Обыск в доме Фаберже продолжался до глубокой ночи. В охотничьем зале отыскалось еще три ружья, первые два были кремневые, раритетные, привезенные Карлом Фаберже из Пруссии, а третье, инкрустированное белоснежной эмалью, – подарок царя Николая Александровича. Чекист, проводивший обыск, покрутил в руках дорогую изящную вещицу, а потом уложил ее в запыленный мешок, в котором уже постукивало с десяток изъятых статуэток. Евгению Карловичу хотелось предупредить, чтобы с ружьем обращались особенно бережно, ведь даже его приклад состоял из десятка ценнейших пород дерева, но он раздумал – теперь эта вещь вряд ли ему послужит.
После ухода чекистов внутри Фаберже произошло какое-то опустошение. Да и сам дом, всегда такой уютный и располагающий, от нежданного враждебного вторжения как-то сразу поблек, сделался чужим и продолжал хранить запах едкого пота и грязных шинелей.
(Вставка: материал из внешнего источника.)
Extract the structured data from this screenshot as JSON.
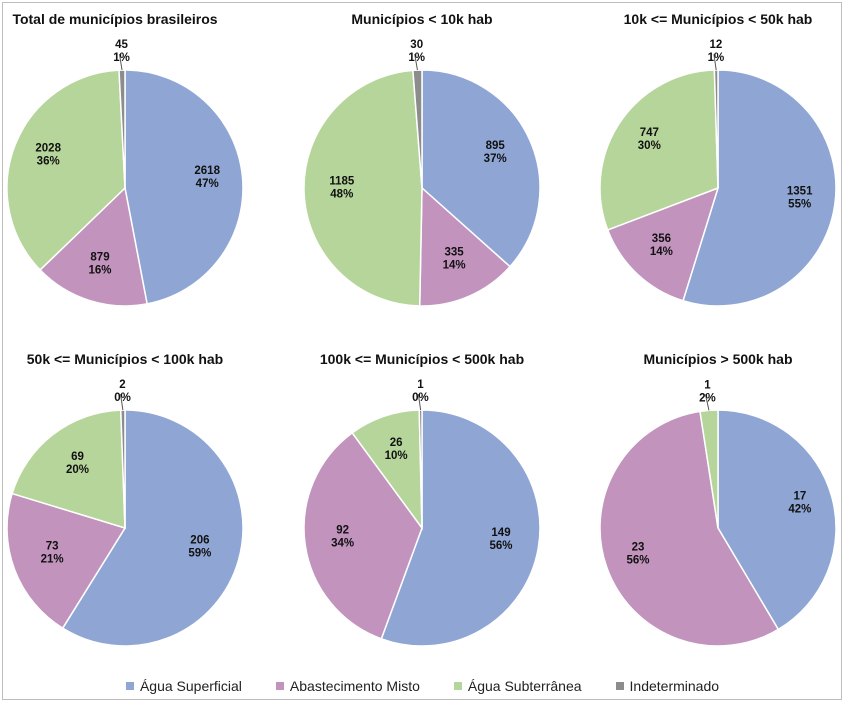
{
  "chart_data": [
    {
      "type": "pie",
      "title": "Total de municípios brasileiros",
      "slices": [
        {
          "category": "Água Superficial",
          "value": 2618,
          "percent": "47%"
        },
        {
          "category": "Abastecimento Misto",
          "value": 879,
          "percent": "16%"
        },
        {
          "category": "Água Subterrânea",
          "value": 2028,
          "percent": "36%"
        },
        {
          "category": "Indeterminado",
          "value": 45,
          "percent": "1%"
        }
      ]
    },
    {
      "type": "pie",
      "title": "Municípios < 10k hab",
      "slices": [
        {
          "category": "Água Superficial",
          "value": 895,
          "percent": "37%"
        },
        {
          "category": "Abastecimento Misto",
          "value": 335,
          "percent": "14%"
        },
        {
          "category": "Água Subterrânea",
          "value": 1185,
          "percent": "48%"
        },
        {
          "category": "Indeterminado",
          "value": 30,
          "percent": "1%"
        }
      ]
    },
    {
      "type": "pie",
      "title": "10k <= Municípios < 50k hab",
      "slices": [
        {
          "category": "Água Superficial",
          "value": 1351,
          "percent": "55%"
        },
        {
          "category": "Abastecimento Misto",
          "value": 356,
          "percent": "14%"
        },
        {
          "category": "Água Subterrânea",
          "value": 747,
          "percent": "30%"
        },
        {
          "category": "Indeterminado",
          "value": 12,
          "percent": "1%"
        }
      ]
    },
    {
      "type": "pie",
      "title": "50k <= Municípios < 100k hab",
      "slices": [
        {
          "category": "Água Superficial",
          "value": 206,
          "percent": "59%"
        },
        {
          "category": "Abastecimento Misto",
          "value": 73,
          "percent": "21%"
        },
        {
          "category": "Água Subterrânea",
          "value": 69,
          "percent": "20%"
        },
        {
          "category": "Indeterminado",
          "value": 2,
          "percent": "0%"
        }
      ]
    },
    {
      "type": "pie",
      "title": "100k <= Municípios < 500k hab",
      "slices": [
        {
          "category": "Água Superficial",
          "value": 149,
          "percent": "56%"
        },
        {
          "category": "Abastecimento Misto",
          "value": 92,
          "percent": "34%"
        },
        {
          "category": "Água Subterrânea",
          "value": 26,
          "percent": "10%"
        },
        {
          "category": "Indeterminado",
          "value": 1,
          "percent": "0%"
        }
      ]
    },
    {
      "type": "pie",
      "title": "Municípios > 500k hab",
      "slices": [
        {
          "category": "Água Superficial",
          "value": 17,
          "percent": "42%"
        },
        {
          "category": "Abastecimento Misto",
          "value": 23,
          "percent": "56%"
        },
        {
          "category": "Água Subterrânea",
          "value": 1,
          "percent": "2%"
        }
      ]
    }
  ],
  "legend": {
    "placement": "bottom",
    "items": [
      {
        "label": "Água Superficial",
        "color": "#8fa6d4"
      },
      {
        "label": "Abastecimento Misto",
        "color": "#c193bd"
      },
      {
        "label": "Água Subterrânea",
        "color": "#b6d59a"
      },
      {
        "label": "Indeterminado",
        "color": "#8c8c8c"
      }
    ]
  }
}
Комнаты, лишившись множества милых украшений в виде статуэток, резных фигурок, китайских ваз и шкатулок, выглядели оскверненными. Хорошо, что не сняли портьеры на окнах (могло и такое произойти: материал дорогой, изготовленный на заказ, такого даже в Зимнем дворце не встретишь), за ними можно спрятаться от навалившейся трагедии.